Wells in Harrison County, across the border in East Texas, have much lower IP rates and contrary to some industry spectulation, are currently exhibiting similar decline profiles to those seen in Louisiana. Many of the nearly 20 horizontal wells drilled in East Texas will recover less than 2 Bcf, in our opinion. With time, experience, longer laterals and more frac stages (e.g. more money), all areas will show improved results. However, Harrison County will never be as good as southern Bossier Parish.

We caution that IP rates contained in press releases can sound more impressive than they should, due to a lack of standardized methodology. This is why we prefer to use monthly data as reported to the states. For example, one operator originally wrote in a press release that a group of its East Texas wells had an average IP of 9 million cubic feet a day, and subsequently reported that same group of wells had an average first-month rate of 5.8 million. This would be impressive if these wells were in the Barnett, but given steep declines, they may only deliver 3 Bcf each before royalties, at two or three times the cost of a Barnett core well.

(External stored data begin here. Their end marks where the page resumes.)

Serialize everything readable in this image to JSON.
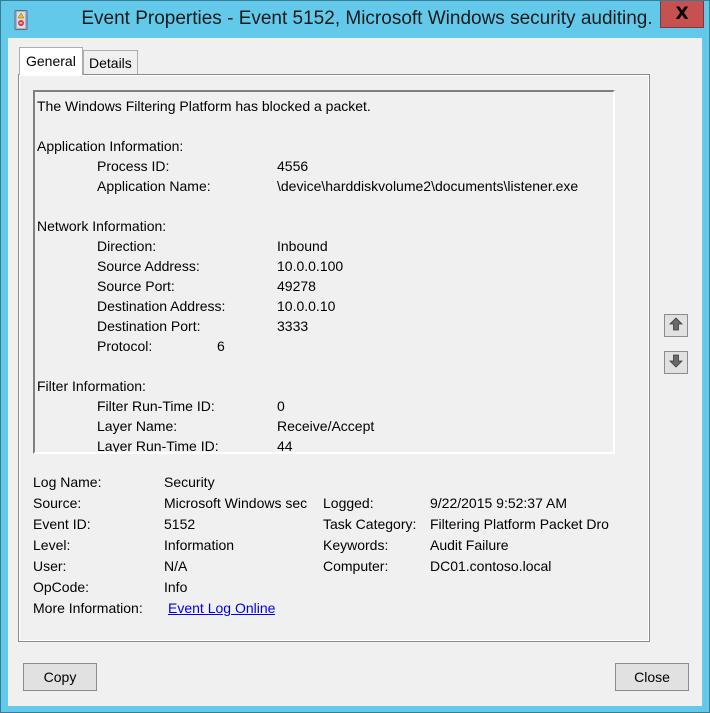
{
  "window": {
    "title": "Event Properties - Event 5152, Microsoft Windows security auditing.",
    "close_glyph": "X",
    "accent_color": "#63c9ea",
    "close_color": "#c75050"
  },
  "tabs": [
    {
      "label": "General",
      "active": true
    },
    {
      "label": "Details",
      "active": false
    }
  ],
  "description": {
    "summary": "The Windows Filtering Platform has blocked a packet.",
    "sections": [
      {
        "heading": "Application Information:",
        "fields": [
          {
            "key": "Process ID:",
            "value": "4556"
          },
          {
            "key": "Application Name:",
            "value": "\\device\\harddiskvolume2\\documents\\listener.exe"
          }
        ]
      },
      {
        "heading": "Network Information:",
        "fields": [
          {
            "key": "Direction:",
            "value": "Inbound"
          },
          {
            "key": "Source Address:",
            "value": "10.0.0.100"
          },
          {
            "key": "Source Port:",
            "value": "49278"
          },
          {
            "key": "Destination Address:",
            "value": "10.0.0.10"
          },
          {
            "key": "Destination Port:",
            "value": "3333"
          },
          {
            "key": "Protocol:",
            "value": "6"
          }
        ]
      },
      {
        "heading": "Filter Information:",
        "fields": [
          {
            "key": "Filter Run-Time ID:",
            "value": "0"
          },
          {
            "key": "Layer Name:",
            "value": "Receive/Accept"
          },
          {
            "key": "Layer Run-Time ID:",
            "value": "44"
          }
        ]
      }
    ]
  },
  "scroll": {
    "up_icon": "arrow-up-icon",
    "down_icon": "arrow-down-icon"
  },
  "meta": {
    "log_name": {
      "label": "Log Name:",
      "value": "Security"
    },
    "source": {
      "label": "Source:",
      "value": "Microsoft Windows sec"
    },
    "event_id": {
      "label": "Event ID:",
      "value": "5152"
    },
    "level": {
      "label": "Level:",
      "value": "Information"
    },
    "user": {
      "label": "User:",
      "value": "N/A"
    },
    "opcode": {
      "label": "OpCode:",
      "value": "Info"
    },
    "more_info": {
      "label": "More Information:",
      "value": "Event Log Online "
    },
    "logged": {
      "label": "Logged:",
      "value": "9/22/2015 9:52:37 AM"
    },
    "task_category": {
      "label": "Task Category:",
      "value": "Filtering Platform Packet Dro"
    },
    "keywords": {
      "label": "Keywords:",
      "value": "Audit Failure"
    },
    "computer": {
      "label": "Computer:",
      "value": "DC01.contoso.local"
    }
  },
  "buttons": {
    "copy": "Copy",
    "close": "Close"
  }
}
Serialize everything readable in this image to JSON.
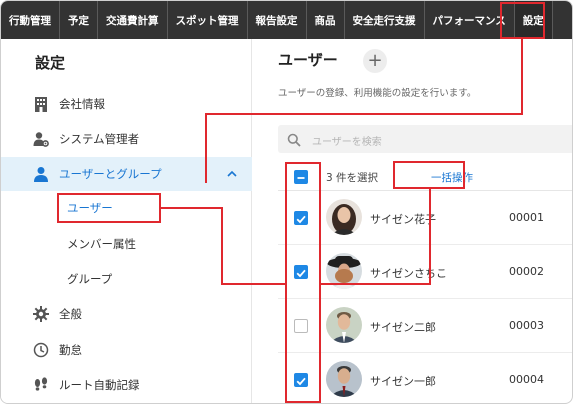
{
  "nav": {
    "items": [
      "行動管理",
      "予定",
      "交通費計算",
      "スポット管理",
      "報告設定",
      "商品",
      "安全走行支援",
      "パフォーマンス",
      "設定"
    ]
  },
  "sidebar": {
    "title": "設定",
    "items": [
      {
        "label": "会社情報",
        "icon": "building-icon"
      },
      {
        "label": "システム管理者",
        "icon": "admin-user-gear-icon"
      },
      {
        "label": "ユーザーとグループ",
        "icon": "person-icon"
      },
      {
        "label": "ユーザー"
      },
      {
        "label": "メンバー属性"
      },
      {
        "label": "グループ"
      },
      {
        "label": "全般",
        "icon": "gear-icon"
      },
      {
        "label": "勤怠",
        "icon": "clock-icon"
      },
      {
        "label": "ルート自動記録",
        "icon": "footprints-icon"
      }
    ]
  },
  "main": {
    "title": "ユーザー",
    "add_symbol": "+",
    "description": "ユーザーの登録、利用機能の設定を行います。",
    "search_placeholder": "ユーザーを検索",
    "selection": {
      "count_text": "3 件を選択",
      "bulk_label": "一括操作"
    },
    "users": [
      {
        "name": "サイゼン花子",
        "code": "00001",
        "checked": true
      },
      {
        "name": "サイゼンさちこ",
        "code": "00002",
        "checked": true
      },
      {
        "name": "サイゼン二郎",
        "code": "00003",
        "checked": false
      },
      {
        "name": "サイゼン一郎",
        "code": "00004",
        "checked": true
      }
    ]
  },
  "colors": {
    "accent": "#1e88e5",
    "annotation": "#e0282e",
    "nav_bg": "#333333",
    "group_bg": "#e3f1fa"
  }
}
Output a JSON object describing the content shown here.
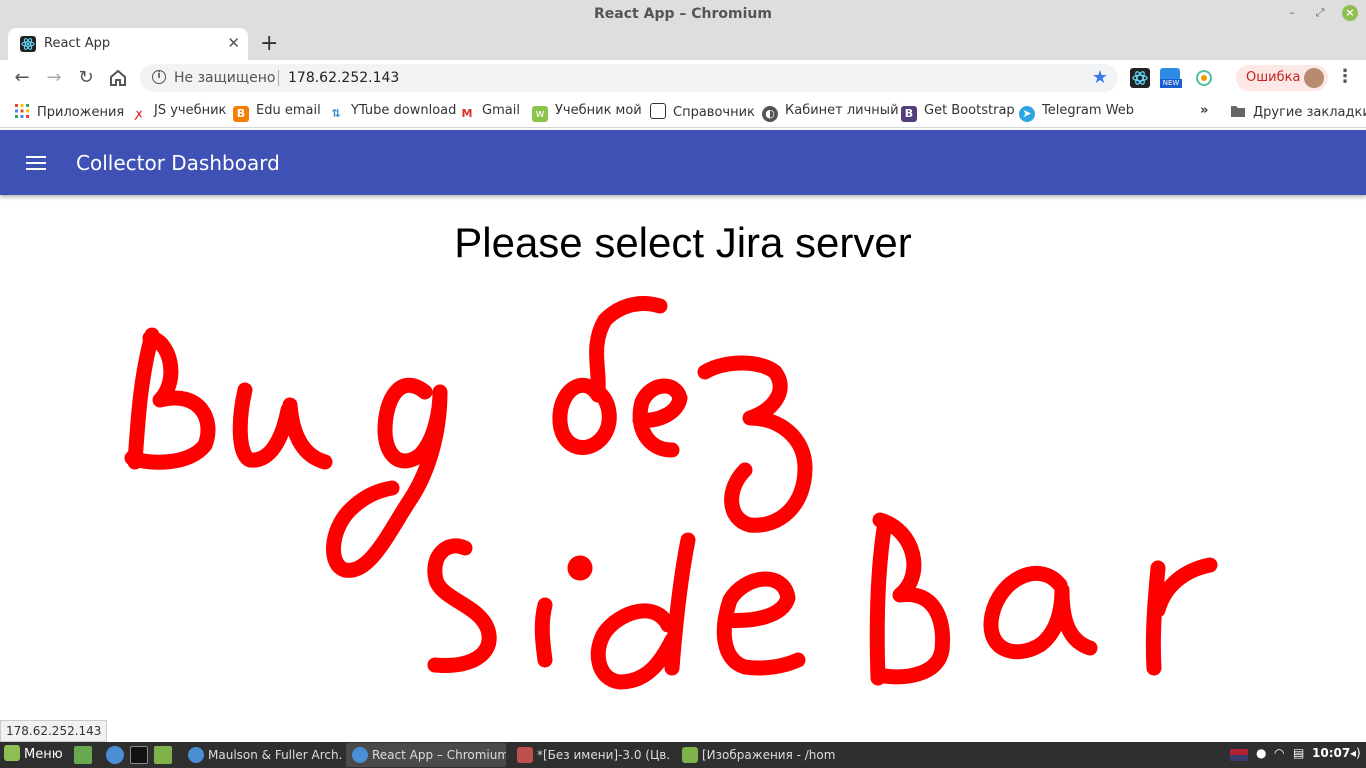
{
  "window": {
    "title": "React App – Chromium"
  },
  "tab": {
    "title": "React App"
  },
  "omnibox": {
    "security": "Не защищено",
    "url": "178.62.252.143"
  },
  "extensions": {
    "new_badge": "NEW"
  },
  "profile": {
    "label": "Ошибка"
  },
  "bookmarks": {
    "items": [
      {
        "label": "Приложения",
        "icon": "apps-grid-icon"
      },
      {
        "label": "JS учебник",
        "icon": "js-icon"
      },
      {
        "label": "Edu email",
        "icon": "blogger-icon"
      },
      {
        "label": "YTube download",
        "icon": "download-icon"
      },
      {
        "label": "Gmail",
        "icon": "gmail-icon"
      },
      {
        "label": "Учебник мой",
        "icon": "book-icon"
      },
      {
        "label": "Справочник",
        "icon": "comment-icon"
      },
      {
        "label": "Кабинет личный",
        "icon": "globe-icon"
      },
      {
        "label": "Get Bootstrap",
        "icon": "bootstrap-icon"
      },
      {
        "label": "Telegram Web",
        "icon": "telegram-icon"
      }
    ],
    "more": "»",
    "other": "Другие закладки"
  },
  "appbar": {
    "title": "Collector Dashboard"
  },
  "main": {
    "heading": "Please select Jira server",
    "scribble": "Bug без SideBar"
  },
  "status_url": "178.62.252.143",
  "taskbar": {
    "menu_label": "Меню",
    "tasks": [
      {
        "label": "Maulson & Fuller Arch...",
        "icon": "chromium-icon"
      },
      {
        "label": "React App – Chromium",
        "icon": "chromium-icon"
      },
      {
        "label": "*[Без имени]-3.0 (Цв...",
        "icon": "gimp-icon"
      },
      {
        "label": "[Изображения - /hom...",
        "icon": "folder-icon"
      }
    ],
    "clock": "10:07"
  },
  "colors": {
    "appbar": "#3f51b5",
    "scribble": "#ff0000",
    "taskbar": "#2f2f2f",
    "accent": "#3b78e7"
  }
}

We recommend investors and other interested parties always request a 30-day production rate. If one cannot be obtained, we suggest withholding judgment (good or bad) until this information is in hand.

The future

We expect some companies in noncore areas could come under pressure to write down 2008 proved-reserve assignments as their disclosed type curves have not materialized.

Based on three-year lease terms in Texas and Louisiana and assuming a maximum of 640 acres is held by a single well, we estimate that each 100,000 acres not held by production will require at least $1.4 billion of drilling expenditure over the next few years to prevent lease expirations. This will likely lead to campaigns for more farm-outs and joint ventures.

This article is adapted from two reports by Manuj Nikhanj, vice president and chartered financial analyst, and Trevor Sloan, vice president, finance, with Ross Smith Energy Group Ltd., a Calgary E&P research firm. Brock Murray, Jim Jarrell, Kerry Gregory and Salim Jamal also contributed to these reports.